Forming an LLC is not particularly difficult. While some people feel more comfortable having their attorney or accountant prepare necessary documents, a frugal entrepreneur can file all required paperwork without undue stress. Since LLCs are authorized by state, not federal, governments, the form required may differ from state-to-state. However, differing form layouts still require similar information from the filer. Gathering and preparing the correct information helps you complete the form properly.
Names of LLC Filing Forms
Form names sometimes vary in different states. Most states call these forms "articles of organization." Other states may call this form the "certificate of organization." In either case, the required information is similar, usually identical in all states. However, it is wise to assume nothing. Download an online form or get a copy from your Secretary of State, or appropriate agency, to see exactly how your state wants your LLC information displayed.
Business Name and Address
Although some forms may differ, all articles of organization require the name of the new LLC. Always check with the Secretary of State's office to be sure the name you've selected is available and not similar to another LLC, corporation or competing business. You will also need to supply the physical address of the LLC. In most states, you must have a "brick and mortar" address. Even if you are starting an e-commerce business or expect a large volume of incoming mail, post office boxes are not usually accepted as a legal LLC address.
Registered Agent Information
You'll need to list the name and address of the LLC's "registered agent." This is usually the company's attorney, but it need not be a lawyer. This person and address will receive formal communications and registered mail. Should you become involved in legal actions, whether plaintiff or defendant, this is the address that will receive "return of service" documents. This is why most LLCs and corporations use their legal counsel as their registered agent.
Most forms require you to indicate the purpose of your new LLC. The overwhelming majority of filers list this as "any legal purpose" to avoid restricting LLC future business ventures. Even if your new business has a single specific purpose now, you may choose to diversify and increase your operating areas in the future. If you restrict your LLC to one or two purposes, you'll need to create one or more additional LLCs or corporations in the coming years.
Articles of organization usually request at least one piece of management information. You normally choose whether all owners -- called "members" in an LLC -- or one person (managing member) will be responsible for handling day-to-day operations. If a managing member is noted, many states require the name and address of this person included in the form.

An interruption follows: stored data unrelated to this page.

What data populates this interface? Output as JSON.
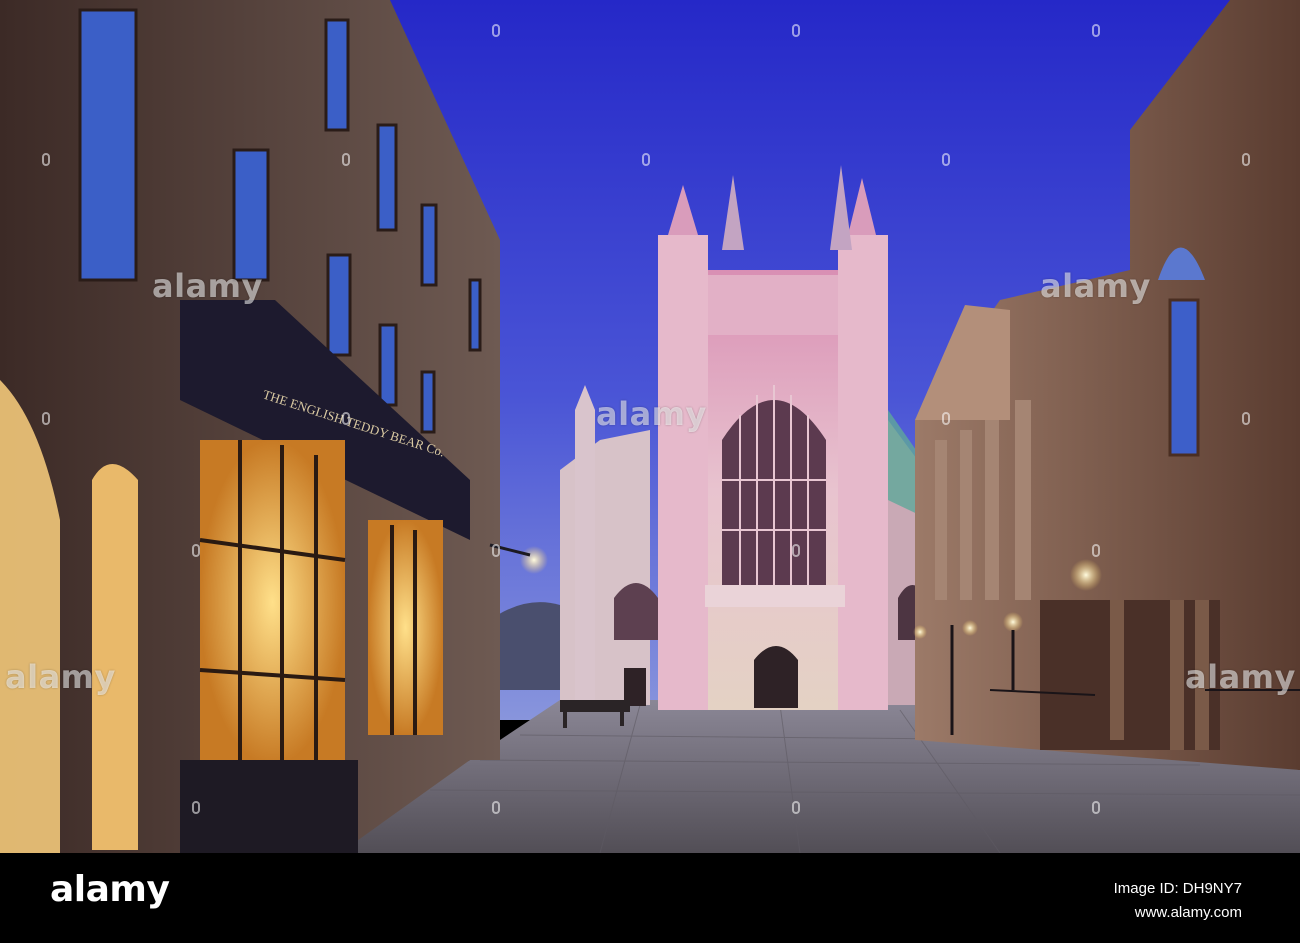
{
  "shop_sign": "THE ENGLISH TEDDY BEAR Co.",
  "watermarks": {
    "text": "alamy"
  },
  "footer": {
    "brand": "alamy",
    "image_id_label": "Image ID: DH9NY7",
    "url": "www.alamy.com"
  },
  "colors": {
    "sky_top": "#2a2fd0",
    "sky_bottom": "#6a7ad8",
    "stone_lit": "#e9cdd8",
    "window_glow": "#f3c15a",
    "pavement": "#6f6a72",
    "watermark": "#ffffff"
  }
}
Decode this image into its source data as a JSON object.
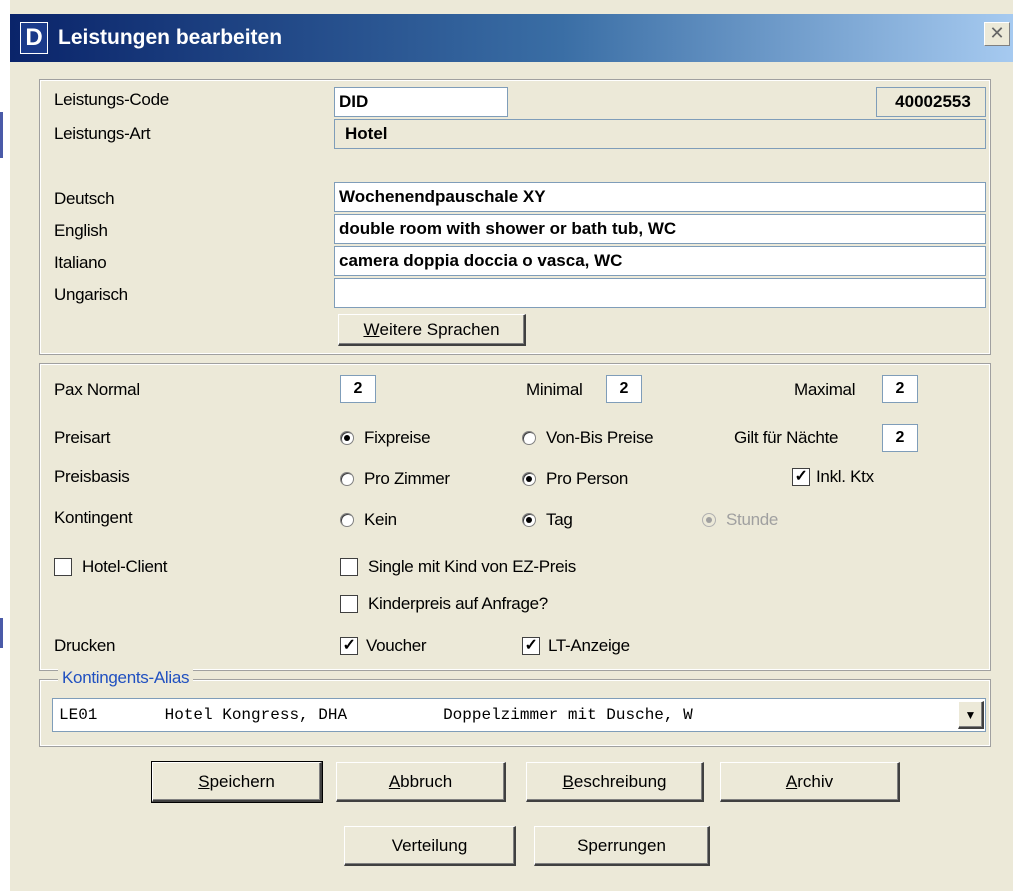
{
  "window": {
    "title": "Leistungen bearbeiten",
    "icon_letter": "D",
    "close_glyph": "✕"
  },
  "header": {
    "code_label": "Leistungs-Code",
    "code_value": "DID",
    "id_value": "40002553",
    "art_label": "Leistungs-Art",
    "art_value": "Hotel"
  },
  "languages": [
    {
      "label": "Deutsch",
      "value": "Wochenendpauschale XY"
    },
    {
      "label": "English",
      "value": "double room with shower or bath tub, WC"
    },
    {
      "label": "Italiano",
      "value": "camera doppia doccia o vasca, WC"
    },
    {
      "label": "Ungarisch",
      "value": ""
    }
  ],
  "more_languages_button": {
    "mnemonic": "W",
    "rest": "eitere Sprachen"
  },
  "pax": {
    "normal_label": "Pax Normal",
    "normal_value": "2",
    "min_label": "Minimal",
    "min_value": "2",
    "max_label": "Maximal",
    "max_value": "2"
  },
  "preisart": {
    "label": "Preisart",
    "options": [
      {
        "label": "Fixpreise",
        "selected": true
      },
      {
        "label": "Von-Bis Preise",
        "selected": false
      }
    ],
    "nights_label": "Gilt für Nächte",
    "nights_value": "2"
  },
  "preisbasis": {
    "label": "Preisbasis",
    "options": [
      {
        "label": "Pro Zimmer",
        "selected": false
      },
      {
        "label": "Pro Person",
        "selected": true
      }
    ],
    "ktx_label": "Inkl. Ktx",
    "ktx_checked": true
  },
  "kontingent": {
    "label": "Kontingent",
    "options": [
      {
        "label": "Kein",
        "selected": false,
        "disabled": false
      },
      {
        "label": "Tag",
        "selected": true,
        "disabled": false
      },
      {
        "label": "Stunde",
        "selected": true,
        "disabled": true
      }
    ]
  },
  "flags": {
    "hotel_client": {
      "label": "Hotel-Client",
      "checked": false
    },
    "single_child": {
      "label": "Single mit Kind von EZ-Preis",
      "checked": false
    },
    "child_price": {
      "label": "Kinderpreis auf Anfrage?",
      "checked": false
    }
  },
  "drucken": {
    "label": "Drucken",
    "voucher": {
      "label": "Voucher",
      "checked": true
    },
    "lt": {
      "label": "LT-Anzeige",
      "checked": true
    }
  },
  "alias": {
    "caption": "Kontingents-Alias",
    "selected": "LE01       Hotel Kongress, DHA          Doppelzimmer mit Dusche, W"
  },
  "buttons": {
    "save": {
      "mnemonic": "S",
      "rest": "peichern"
    },
    "cancel": {
      "mnemonic": "A",
      "rest": "bbruch"
    },
    "description": {
      "mnemonic": "B",
      "rest": "eschreibung"
    },
    "archive": {
      "mnemonic": "A",
      "rest": "rchiv"
    },
    "distribution": "Verteilung",
    "locks": "Sperrungen"
  },
  "colors": {
    "title_start": "#0a246a",
    "title_end": "#a6caf0",
    "dialog_bg": "#ece9d8",
    "group_caption": "#2050c0"
  }
}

Some state LLC forms require that you either name a projected date the LLC will dissolve or that it will continue in perpetuity until the members vote for dissolution. This may sound a bit odd, but, remember, many LLCs are formed in lieu of a standard partnership structure. Many partnerships are formed for a specific purpose or project only. These are typically scheduled to dissolve after project completion. Should you form an LLC for this reason, you and the other owners may already have a date in mind. Otherwise, select the open-ended operating option.